Pear and Chocolate Muffins

Recipe:

DRY

  • 1/2 C GF Oat Flour
  • 1/2 C White Rice Flour
  • 1 Tbsp Cocoa Powder
  • 2 Tbsp Arrowroot Powder
  • 1 tsp Baking powder
  • 1/4 tsp Baking Soda
  • 1 tsp Xanthum Gum
  • 1/4 tsp Salt
  • 1/2 tsp Cinnamon
  • 1/4 tsp Nutmeg
  • 1/8 tsp Cardamom
  • 2/3 C Sugar

WET

  • 1 Egg
  • 3 Tbsp Olive Oil
  • 1/4 C Applesauce
  • 1/2 tsp Vanilla
  • 2 Tbsp Almond Milk

MIX-INS

  • 1/2 Large Pear, diced (or 1 small pear)
  • 1/4 C Dark Chocolate Chips
  • 1/4 C Walnuts, chopped

Preheat the oven to 400 degrees. Line muffin tin with paper cups. This recipe makes 6-8 muffins.

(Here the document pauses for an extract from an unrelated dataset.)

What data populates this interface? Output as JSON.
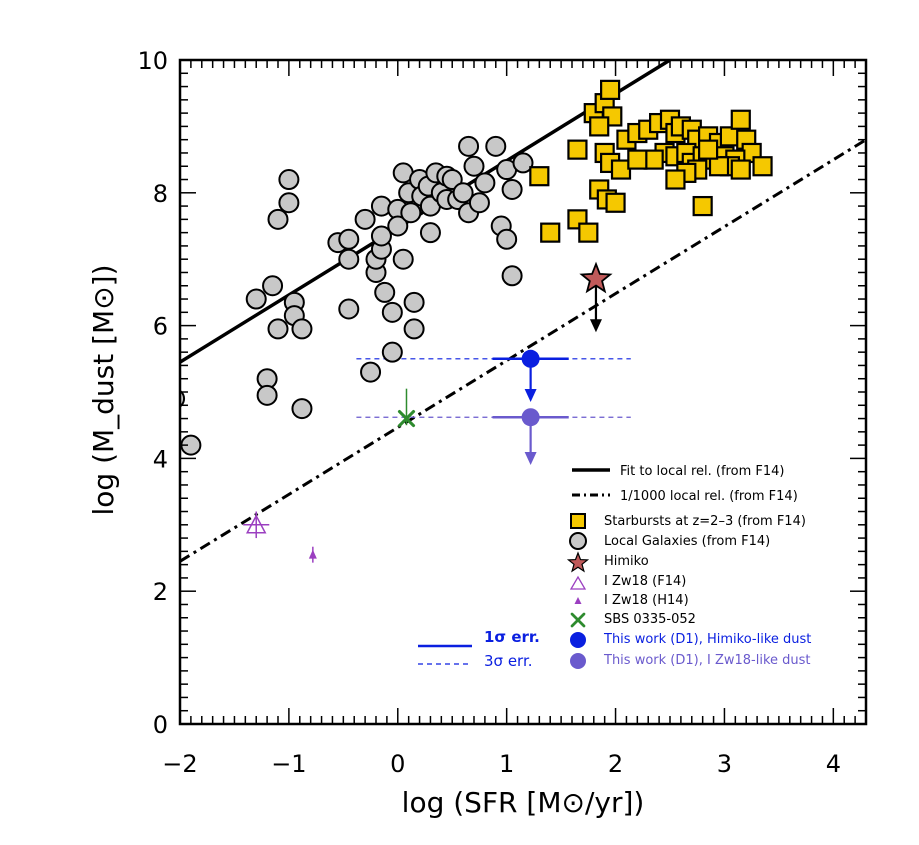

In a large bowl combine all the dry ingredients and stir well. In a second smaller bowl, crack egg and whisk until foamy. Add remaining wet ingredients to egg and whisk together. Pour wet ingredients into dry and fold together a few times, until about half incorporated. Add the pear, chocolate chips and walnuts and finish folding together. It should be about 15 strokes total.

Put batter into prepared pan, filling cups to top. Sprinkle with additional sugar if desired (or nuts, oats, chocolate chips, etc). Bake for 25-27 minutes. Reduce temperature to 375 degrees after first 2 minutes of baking. Muffins are done when the tops spring back when gently poked.

Store in the refrigerator in an airtight container.